Companies are paying attention to major security breaches in the news and do not want to see their own businesses falling victim to these same attacks. That being said, it should not surprise us that according to the Black Hat Hacker Survey Report 61% of security professionals claim they are getting more pressure than ever from C-level executives, board members and business owners.
A long list of woes
When it comes to the list of issues and pressures that security professionals are faced with daily, it almost seems endless.
First, a major issue is that while company decision makers want better security, they don’t quite understand how much time, resources and thought must go into creating a safe network. There is often a lot of pushing going on to adopt new security technologies, even if the security controls are not yet in place. Seventy-seven percent of security professionals in the Black Hat Report stated that they had felt pressure to roll out new products despite the fact that security concerns still remained. The report notes that software and applications that are released without resolving these issues are prime targets for hackers.
A second major pressure security professionals are faced with is the issue of being understaffed in their department. The report found that there isn’t enough security staff in place at most companies to do the heavy lifting that upper management now wants. In fact, most IT security pros would like to see more hiring and budget focused on increasing security.

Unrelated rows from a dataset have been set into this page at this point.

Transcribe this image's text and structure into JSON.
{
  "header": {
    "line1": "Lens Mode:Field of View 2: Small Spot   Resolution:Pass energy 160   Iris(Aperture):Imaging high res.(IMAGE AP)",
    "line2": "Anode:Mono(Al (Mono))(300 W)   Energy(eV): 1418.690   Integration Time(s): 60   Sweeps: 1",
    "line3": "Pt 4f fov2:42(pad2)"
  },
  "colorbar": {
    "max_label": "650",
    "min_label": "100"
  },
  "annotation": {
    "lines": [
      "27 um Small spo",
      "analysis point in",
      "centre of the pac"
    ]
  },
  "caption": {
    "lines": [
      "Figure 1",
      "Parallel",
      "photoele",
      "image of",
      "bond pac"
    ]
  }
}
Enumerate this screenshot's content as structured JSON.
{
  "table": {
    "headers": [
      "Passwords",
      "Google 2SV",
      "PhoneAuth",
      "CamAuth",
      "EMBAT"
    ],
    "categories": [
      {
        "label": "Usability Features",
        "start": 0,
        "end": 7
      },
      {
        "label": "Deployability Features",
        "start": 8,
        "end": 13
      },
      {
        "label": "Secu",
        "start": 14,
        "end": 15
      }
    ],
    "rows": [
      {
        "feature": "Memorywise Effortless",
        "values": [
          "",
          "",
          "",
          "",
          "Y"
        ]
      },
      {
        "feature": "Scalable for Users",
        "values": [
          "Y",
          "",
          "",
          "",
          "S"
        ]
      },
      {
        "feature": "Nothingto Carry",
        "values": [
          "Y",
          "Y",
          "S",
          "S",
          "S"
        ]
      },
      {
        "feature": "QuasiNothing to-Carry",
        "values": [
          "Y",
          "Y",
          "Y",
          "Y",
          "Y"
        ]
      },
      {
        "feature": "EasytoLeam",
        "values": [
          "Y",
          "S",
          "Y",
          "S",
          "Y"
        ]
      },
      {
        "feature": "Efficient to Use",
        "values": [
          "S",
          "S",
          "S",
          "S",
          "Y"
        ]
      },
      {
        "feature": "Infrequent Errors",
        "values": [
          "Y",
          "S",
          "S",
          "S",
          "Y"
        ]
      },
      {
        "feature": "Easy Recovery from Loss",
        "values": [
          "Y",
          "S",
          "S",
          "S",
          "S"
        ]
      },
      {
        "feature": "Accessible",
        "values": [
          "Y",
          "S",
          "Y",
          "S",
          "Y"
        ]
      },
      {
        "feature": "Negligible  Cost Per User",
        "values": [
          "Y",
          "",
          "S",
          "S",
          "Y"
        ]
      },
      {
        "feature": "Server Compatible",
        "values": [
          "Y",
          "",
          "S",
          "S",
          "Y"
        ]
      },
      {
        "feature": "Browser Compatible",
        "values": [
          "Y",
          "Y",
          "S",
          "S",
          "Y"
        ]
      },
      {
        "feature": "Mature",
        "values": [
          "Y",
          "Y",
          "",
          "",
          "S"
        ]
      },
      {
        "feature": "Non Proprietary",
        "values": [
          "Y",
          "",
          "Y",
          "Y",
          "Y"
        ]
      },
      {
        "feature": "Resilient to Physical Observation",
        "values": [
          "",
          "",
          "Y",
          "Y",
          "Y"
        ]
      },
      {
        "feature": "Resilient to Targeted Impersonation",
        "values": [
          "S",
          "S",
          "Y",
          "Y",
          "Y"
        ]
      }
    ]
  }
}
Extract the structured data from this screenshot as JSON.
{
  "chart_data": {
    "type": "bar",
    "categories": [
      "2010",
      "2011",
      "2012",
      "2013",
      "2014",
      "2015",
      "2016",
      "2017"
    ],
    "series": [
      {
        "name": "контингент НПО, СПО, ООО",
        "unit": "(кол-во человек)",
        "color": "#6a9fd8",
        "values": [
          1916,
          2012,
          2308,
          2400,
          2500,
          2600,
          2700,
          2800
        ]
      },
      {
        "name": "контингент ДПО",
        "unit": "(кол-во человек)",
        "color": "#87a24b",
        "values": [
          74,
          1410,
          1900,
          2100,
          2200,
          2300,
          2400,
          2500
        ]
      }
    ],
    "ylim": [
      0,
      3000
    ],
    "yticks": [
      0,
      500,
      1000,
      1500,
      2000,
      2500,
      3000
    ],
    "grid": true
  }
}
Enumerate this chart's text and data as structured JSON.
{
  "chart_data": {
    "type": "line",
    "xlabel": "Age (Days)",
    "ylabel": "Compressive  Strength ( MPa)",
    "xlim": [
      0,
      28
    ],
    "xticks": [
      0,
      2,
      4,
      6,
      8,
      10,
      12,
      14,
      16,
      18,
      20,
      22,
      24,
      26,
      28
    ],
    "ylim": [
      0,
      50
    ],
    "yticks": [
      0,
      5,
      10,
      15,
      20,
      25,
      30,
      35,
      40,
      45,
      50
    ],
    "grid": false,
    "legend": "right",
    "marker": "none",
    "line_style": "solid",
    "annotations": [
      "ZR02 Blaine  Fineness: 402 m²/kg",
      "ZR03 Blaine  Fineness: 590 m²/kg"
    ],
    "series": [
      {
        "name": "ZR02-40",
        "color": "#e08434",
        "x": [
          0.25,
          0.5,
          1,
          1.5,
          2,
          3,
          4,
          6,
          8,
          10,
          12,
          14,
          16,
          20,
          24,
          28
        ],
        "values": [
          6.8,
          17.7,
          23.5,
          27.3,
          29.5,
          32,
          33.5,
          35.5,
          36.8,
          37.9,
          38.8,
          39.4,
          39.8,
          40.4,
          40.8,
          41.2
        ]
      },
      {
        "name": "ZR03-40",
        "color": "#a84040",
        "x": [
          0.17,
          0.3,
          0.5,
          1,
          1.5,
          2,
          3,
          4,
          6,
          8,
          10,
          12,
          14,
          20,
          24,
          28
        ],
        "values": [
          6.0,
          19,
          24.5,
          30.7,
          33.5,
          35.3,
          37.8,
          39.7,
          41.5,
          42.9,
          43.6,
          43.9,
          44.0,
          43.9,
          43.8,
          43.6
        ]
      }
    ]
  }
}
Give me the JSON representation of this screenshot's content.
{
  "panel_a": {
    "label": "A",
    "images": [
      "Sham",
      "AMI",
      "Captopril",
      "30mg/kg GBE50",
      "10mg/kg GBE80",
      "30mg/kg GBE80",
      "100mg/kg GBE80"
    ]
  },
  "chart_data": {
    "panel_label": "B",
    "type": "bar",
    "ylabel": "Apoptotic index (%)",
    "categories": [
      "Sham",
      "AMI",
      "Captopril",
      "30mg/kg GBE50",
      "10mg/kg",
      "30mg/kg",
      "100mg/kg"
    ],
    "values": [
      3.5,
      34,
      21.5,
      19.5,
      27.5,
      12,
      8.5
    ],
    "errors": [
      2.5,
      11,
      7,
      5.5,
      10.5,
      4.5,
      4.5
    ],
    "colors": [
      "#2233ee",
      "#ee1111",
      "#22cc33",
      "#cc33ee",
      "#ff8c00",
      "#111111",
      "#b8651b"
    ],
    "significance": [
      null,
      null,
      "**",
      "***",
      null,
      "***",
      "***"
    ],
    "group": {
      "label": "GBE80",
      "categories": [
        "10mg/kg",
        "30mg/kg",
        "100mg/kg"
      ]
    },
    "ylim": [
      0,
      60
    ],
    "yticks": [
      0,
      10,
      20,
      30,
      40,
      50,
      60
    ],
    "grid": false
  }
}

Security firm Trustwave surveyed 1,414 security decision-makers or security influencers to find out the top reasons they felt pressure in their job. A few common issues included:
- Sixty-three percent of respondents felt more pressure than the previous year to secure their organization.
- Forty percent of respondents felt pressure regarding security directly before or after a board meeting.
- Seventy-seven percent of respondents felt pressure to unveil products that are not yet secure.
- Pressure to select the latest security technologies jumped 10% from 64% to 74% of respondents in the course of one year.
- Resources to implement security updates and changes fell to 69% from 71% the previous year.
- After the cloud, the majority of respondents felt the pressures to adopt or deploy the IoT were a major risk and pressure.
“Security professionals live in a unique and stressful environment, defined by conflict with faceless attackers as well as internal threats,” said Steve Kelley, Chief Marketing Officer at Trustwave. “Businesses rely on information security more than ever before and the pressure to show measurable success is taking a toll on security practitioners.”
What are your thoughts? Do the survey findings ring true in your organization? What are some of the solutions to help mitigate the pressures put on security professionals?